By the time we are supposed to head on to Amblona, we have eaten as many trout as we will hold. We pay off the hotelkeeper and go back to the station. The southbound train is late. Obert Ohn grumbles. I just buy myself a glass of rough red wine. Everything in Astilia always runs late. If you cannot get used to that, the country will drive you wild. A while ago, a general seized power and promised to make the trains go on time. Making promises is easier than keeping them. He could not do it, so the Astilians threw him out.
I am halfway down my third glass of wine and Obert is back to being annoying in all the old ways when the train chugs up at last. We climb aboard. “On to Amblona!” I say gaily.
“On to Amblona.” Obert does not sound so gay. Yes, he is back to his old self, all right.
Most of the year, Amblona is as sleepy a place as Ganelon. When the festival comes, though, it swells like a boil. If we had not reserved our rooms—and if I had not made friends with the hotelkeeper the year before—we would have had nowhere to sleep and to stow our trunks.
Ett and Kime Kelbam are in the hotel dining room when we get there. Kime waves to us. Lady Ett smiles and flutters her fingers. “Come eat with us!” Kime calls.
“I want to freshen up first,” I say, and start for the stairs. Obert stands there gaping at Ett and Kime as if he is turned to stone. I wonder if I will have to kick him in the ankle to get him moving. He unfreezes just before I haul off and do it.
He is in room 102. I am in room 101, across the hall. We have to go up the stairs to get to them because what would be the second floor in Dubyook is only the first floor on this side of the ocean. What we call the first floor is the ground floor over here.
I toss my trunk in a corner and take a fast shower. Nothing wrong with the hotel’s plumbing. It is as modern as next week. But when I slide back the curtain and start to step out of the tub, the first thing I see is a rat sitting on the sink by the faucet.
I have always hated rats. They disgust me more than anything else I can think of. I do not say there is anything special about this. Of course most people feel the same way. Men and rats. Rats and men. We are of two different kinds, and foes forever. The beady black eyes, the gnawing teeth, the skinny tail—anyone will shudder at just a glimpse.

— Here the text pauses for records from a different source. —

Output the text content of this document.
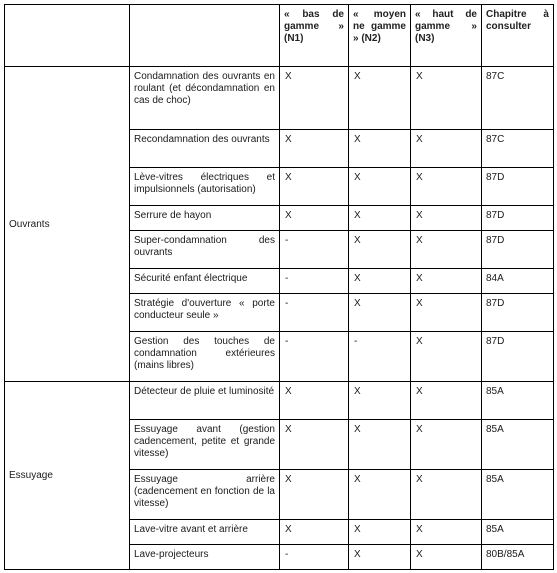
		« bas de gamme » (N1)	« moyen ne gamme » (N2)	« haut de gamme » (N3)	Chapitre à consulter
Ouvrants	Condamnation des ouvrants en roulant (et décondamnation en cas de choc)	X	X	X	87C
	Recondamnation des ouvrants	X	X	X	87C
	Lève-vitres électriques et impulsionnels (autorisation)	X	X	X	87D
	Serrure de hayon	X	X	X	87D
	Super-condamnation des ouvrants	-	X	X	87D
	Sécurité enfant électrique	-	X	X	84A
	Stratégie d'ouverture « porte conducteur seule »	-	X	X	87D
	Gestion des touches de condamnation extérieures (mains libres)	-	-	X	87D
Essuyage	Détecteur de pluie et luminosité	X	X	X	85A
	Essuyage avant (gestion cadencement, petite et grande vitesse)	X	X	X	85A
	Essuyage arrière (cadencement en fonction de la vitesse)	X	X	X	85A
	Lave-vitre avant et arrière	X	X	X	85A
	Lave-projecteurs	-	X	X	80B/85A
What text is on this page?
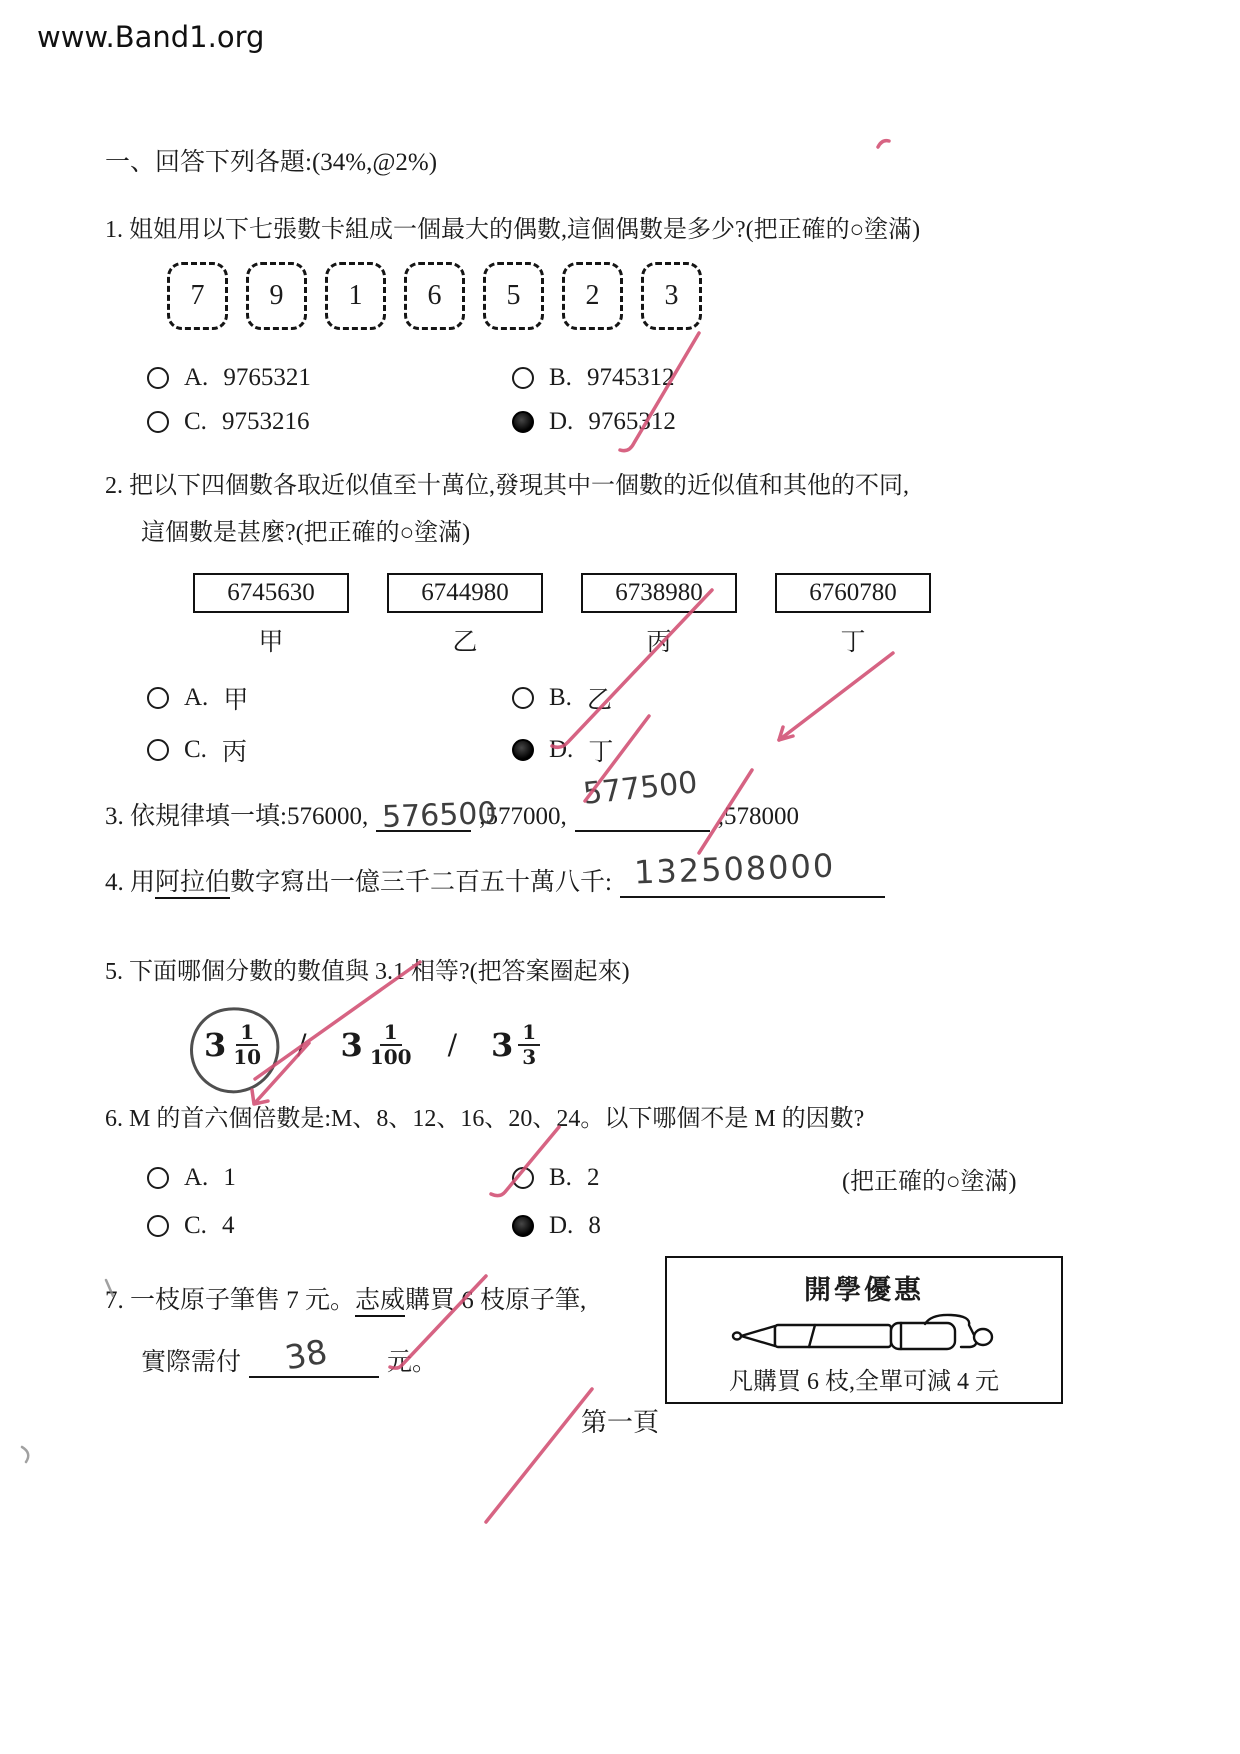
www.Band1.org
一、回答下列各題:(34%,@2%)
1. 姐姐用以下七張數卡組成一個最大的偶數,這個偶數是多少?(把正確的○塗滿)
7	9	1	6	5	2	3
A. 9765321	B. 9745312
C. 9753216	D. 9765312
2. 把以下四個數各取近似值至十萬位,發現其中一個數的近似值和其他的不同,
這個數是甚麼?(把正確的○塗滿)
6745630
甲
6744980
乙
6738980
丙
6760780
丁
A. 甲	B. 乙
C. 丙	D. 丁
3. 依規律填一填:576000, 576500
,577000,
577500
,578000
4. 用阿拉伯數字寫出一億三千二百五十萬八千: 132508000
5. 下面哪個分數的數值與 3.1 相等?(把答案圈起來)
$3 \frac{1}{10} / 3 \frac{1}{100} / 3 \frac{1}{3}$
6. M 的首六個倍數是:M、8、12、16、20、24。以下哪個不是 M 的因數?
A. 1	B. 2	(把正確的○塗滿)
C. 4	D. 8
7. 一枝原子筆售 7 元。志威購買 6 枝原子筆,
實際需付 38 元。
開學優惠
凡購買 6 枝,全單可減 4 元
第一頁
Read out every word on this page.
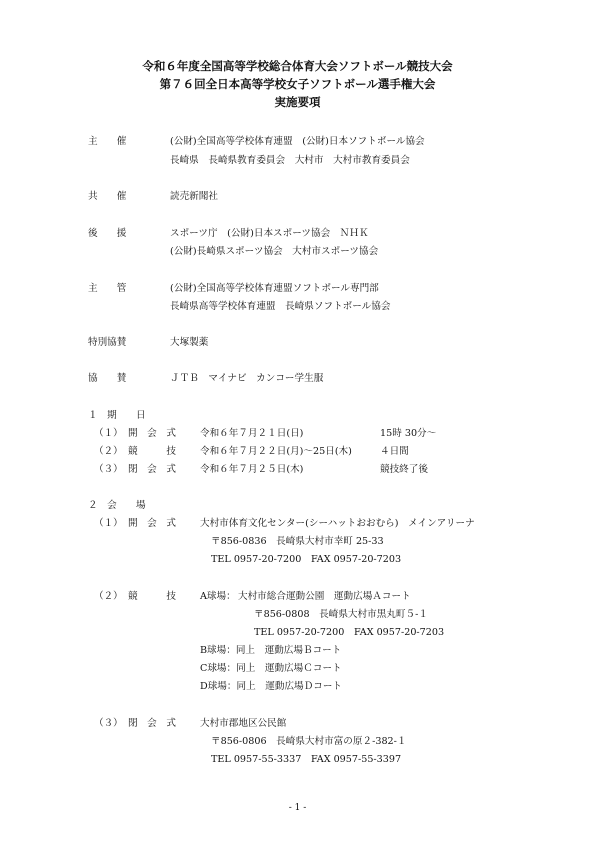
令和６年度全国高等学校総合体育大会ソフトボール競技大会
第７６回全日本高等学校女子ソフトボール選手権大会
実施要項
主　　催	(公財)全国高等学校体育連盟　(公財)日本ソフトボール協会
長崎県　長崎県教育委員会　大村市　大村市教育委員会
共　　催	読売新聞社
後　　援	スポーツ庁　(公財)日本スポーツ協会　ＮＨＫ
(公財)長崎県スポーツ協会　大村市スポーツ協会
主　　管	(公財)全国高等学校体育連盟ソフトボール専門部
長崎県高等学校体育連盟　長崎県ソフトボール協会
特別協賛	大塚製薬
協　　賛	ＪＴＢ　マイナビ　カンコー学生服
１　期　　日
（１） 開　会　式	令和６年７月２１日(日)	15時 30分～
（２） 競　　　技	令和６年７月２２日(月)～25日(木)	４日間
（３） 閉　会　式	令和６年７月２５日(木)	競技終了後
２　会　　場
（１） 開　会　式	大村市体育文化センター(シーハットおおむら)　メインアリーナ
〒856-0836　長崎県大村市幸町 25-33
TEL 0957-20-7200　FAX 0957-20-7203
（２） 競　　　技	A球場： 大村市総合運動公園　運動広場Ａコート
〒856-0808　長崎県大村市黒丸町５-１
TEL 0957-20-7200　FAX 0957-20-7203
B球場：同上　運動広場Ｂコート
C球場：同上　運動広場Ｃコート
D球場：同上　運動広場Ｄコート
（３） 閉　会　式	大村市郡地区公民館
〒856-0806　長崎県大村市富の原２-382-１
TEL 0957-55-3337　FAX 0957-55-3397
- 1 -
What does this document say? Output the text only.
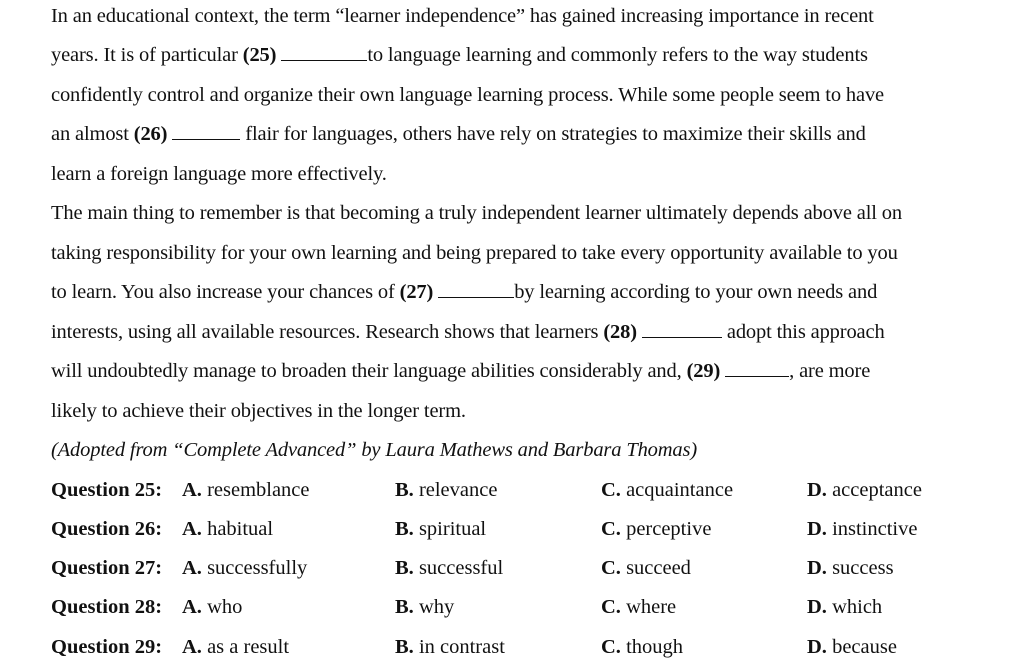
In an educational context, the term “learner independence” has gained increasing importance in recent
years. It is of particular (25)	to language learning and commonly refers to the way students
confidently control and organize their own language learning process. While some people seem to have
an almost (26)	flair for languages, others have rely on strategies to maximize their skills and
learn a foreign language more effectively.
The main thing to remember is that becoming a truly independent learner ultimately depends above all on
taking responsibility for your own learning and being prepared to take every opportunity available to you
to learn. You also increase your chances of (27)	by learning according to your own needs and
interests, using all available resources. Research shows that learners (28)	adopt this approach
will undoubtedly manage to broaden their language abilities considerably and, (29)	, are more
likely to achieve their objectives in the longer term.
(Adopted from “Complete Advanced” by Laura Mathews and Barbara Thomas)
Question 25: A. resemblance	B. relevance	C. acquaintance	D. acceptance
Question 26: A. habitual	B. spiritual	C. perceptive	D. instinctive
Question 27: A. successfully	B. successful	C. succeed	D. success
Question 28: A. who	B. why	C. where	D. which
Question 29: A. as a result	B. in contrast	C. though	D. because
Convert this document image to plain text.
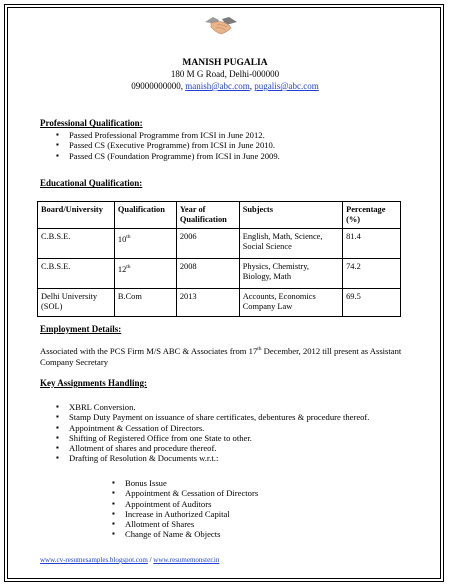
MANISH PUGALIA
180 M G Road, Delhi-000000
09000000000, manish@abc.com, pugalis@abc.com
Professional Qualification:
▪ Passed Professional Programme from ICSI in June 2012.
▪ Passed CS (Executive Programme) from ICSI in June 2010.
▪ Passed CS (Foundation Programme) from ICSI in June 2009.
Educational Qualification:
Board/University	Qualification	Year of Qualification	Subjects	Percentage (%)
C.B.S.E.	10th	2006	English, Math, Science, Social Science	81.4
C.B.S.E.	12th	2008	Physics, Chemistry, Biology, Math	74.2
Delhi University (SOL)	B.Com	2013	Accounts, Economics Company Law	69.5
Employment Details:
Associated with the PCS Firm M/S ABC & Associates from 17th December, 2012 till present as Assistant Company Secretary
Key Assignments Handling:
▪ XBRL Conversion.
▪ Stamp Duty Payment on issuance of share certificates, debentures & procedure thereof.
▪ Appointment & Cessation of Directors.
▪ Shifting of Registered Office from one State to other.
▪ Allotment of shares and procedure thereof.
▪ Drafting of Resolution & Documents w.r.t.:
▪ Bonus Issue
▪ Appointment & Cessation of Directors
▪ Appointment of Auditors
▪ Increase in Authorized Capital
▪ Allotment of Shares
▪ Change of Name & Objects
www.cv-resumesamples.blogspot.com / www.resumemonster.in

For me, the hair is the worst. It sticks out all over them, but sometimes you can still see their soft, pink skin through it. The idea of having hair touch me . . . I cannot begin to tell you how chilling that is.
And it has happened to me. You always have trenches in war, and where you have trenches you will have rats. Rats are made for trenches, much more than people are. They feast on scraps and rubbish. They feast on the dead, too, and they will start to eat wounded soldiers. They scramble over you while you sleep, not that you can stay asleep after you feel that skittering touch and the furtive brushiness of their horrid hair.
We used to hope the enemy would gas us. We truly did. That put down the rats when nothing else would, for a little while anyhow. Rats have not figured out gas masks. When they do, we are all in trouble.
This flashes through my head in a lot less time than it takes to tell you. I look around like a wild man for something to smash the rat with. I throw a little bottle of liquid soap at it. If I catch it square, I may stun it long enough to let me grab something bigger and kill it.
But I miss. I suppose I am lucky not to smash the mirror over the sink. The rat jumps down and disappears. When I look under there, the hole does not seem wide enough for it to squeeze through. It does, though.
So before I go to the dining room, I call on the hotelkeeper. His name is Tonmoya. He is a fine fellow. In Dubyook, a man in his job would deny that rats could ever get into his hotel. In Dunlin, a man in his job would deny that rats exist. He listens to me. He sighs. He says, “Under the sink, is the hole? I’ll send a man to plug it up. Enjoy your supper, sir. He’ll fix it by the time you finish.”
And the man does. No more rats bother me while I am in Amblona. Other things, yes, but not rats.
Obert is already sitting with Kime and Lady Ett when I get to the table. Ett is, well, Ett. She wants to hear about Ganelon. She wants to hear about the train ride. She squeaks when I tell her about the rat. Kime pulls a face. He is drinking hard. He often drinks hard, but he is drinking harder than usual.
When Obert gets his supper, he only picks at it. With the magic that comes out of the kitchen here, that should be a crime. He keeps staring at Lady Ett. She does not give him any special notice. No one who knows Obert Ohn ever gives him any special notice. That must be part of the reason he is the way he is.